The largest section (panel #1) hangs at the top of the central wall and the bottom edge follows the lines of the handrail. It measures about four metres wide and three metres tall at its longest point.The left side of the artwork shows a motif of water gushing forcefully from a fire hose and through a night sky. The pattern of the water appears to flip up in an imagined response to the handrail. In the upper right area of the design, two hands drop stars into the sky above the Mount Pleasant Art Centre as it looked when it was first built as the local school, sitting isolated in fields. The image of the school was inspired by an old photograph of the building provided by a community member. In addition to the literal meaning, the stars also represent those people who come into a community and make it a brighter, better place. The nine larger stars also memorialize the firefighters in Calgary who have given their lives while on duty in service to the community.


Mount Pleasant Panel 2
 

Panel #2

On the lower stairwell, a diagonal freeze (panel #2) will be mounted on the central wall above the handrail. Edge-to-edge it measures about three-and-a-half metres by one metre. It is a design of hands with the water patterns flowing down and around them – visually linked from the hose imagery on the floor above. Each hand gesture communicates a value, activity or connection within the community.


Mount Pleasant Panel 3
 

Panel #3

Panel #3 will be mounted on the wall of the landing between the 2nd and 3rd floors, facing out to 4th street. The panel is a vertically-oriented cityscape of Mount Pleasant, including tree-lined streets, historical buildings, landmarks and distinctive characteristics of the area. The panel is approximately three metres tall by one metre wide and has a representation of the historic Balmoral Circus placed at eye level for people using the stairwell.


Mount Pleasant Panel 4
 

Panel #4

Panels #4 will be mounted on the landing between the first and second floors. The panel is round, a little over one metre in diameter, and depicts welcoming hands. It will be eye-level for the people using the stairwell.


The Artist

Water, by Jennifer Stead
 

Jennifer Stead is an artist from Ottawa, Ontario.

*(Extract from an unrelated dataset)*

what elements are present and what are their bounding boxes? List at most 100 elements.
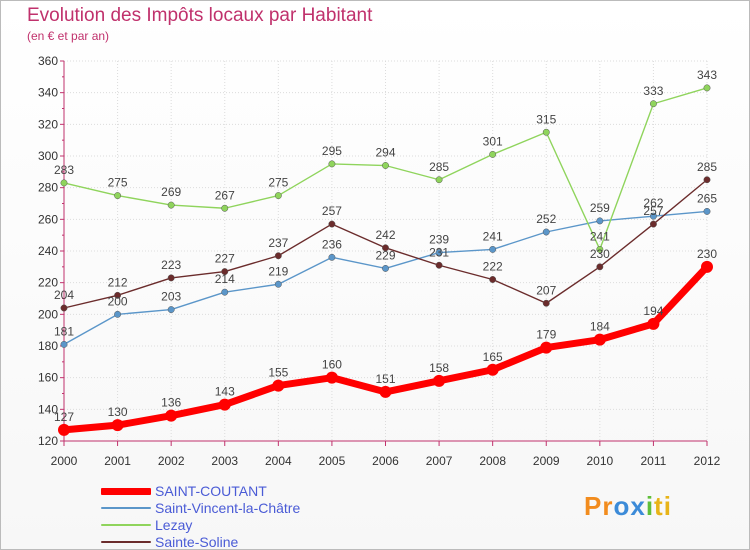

Her work is represented in various private, public, and corporate collections nationally and she has been the recipient of many provincial and federal arts grants. Her practice, while based in drawing and painting, includes large public art pieces that engage with her love of the landscape and connection to the specifics of place.


Community involvement

Jennifer was inspired by the stories of people who live and work in the area as well as walking around the streets of North Mount Pleasant and researching the architecture and landmarks of the area. At a community event in late September 2016, Jennifer talked with firefighters, artists at the North Mount Pleasant Arts Centre (across the street from the new fire station), and community members who participated. Participants shared their personal stories of the area as well as heritage information. What Jennifer heard emphasized the deep attachment everyone felt to Mount Pleasant. She met some of the firefighters who will work in Fire Station #7. It was an opportunity to talk about their jobs, responsibilities, and to build a picture of how they will function in the new building.

The hands motif in the artwork resulted from these meetings with firefighters. Jennifer observed their role in the community, their love of the volunteer work they do, and the opportunities they find or create to engage with the community, such as when the firefighters are with the children on the soccer field or participating so generously in the development projects like this one. The hands communicate those values in the gestures of giving, holding, protecting, respecting and inviting.

At the Mount Pleasant Art Centre Jennifer also met a local resident in his 90s who has lived his entire life in Mount Pleasant. He brought boxes of historical photographs along with personal anecdotes, memories and a history of the initial development of the area after the Second World War. His contribution to the development of this project can't be underestimated. Along with the archive from the Calgary Fire Department, the artist has had access to a wealth of visual material.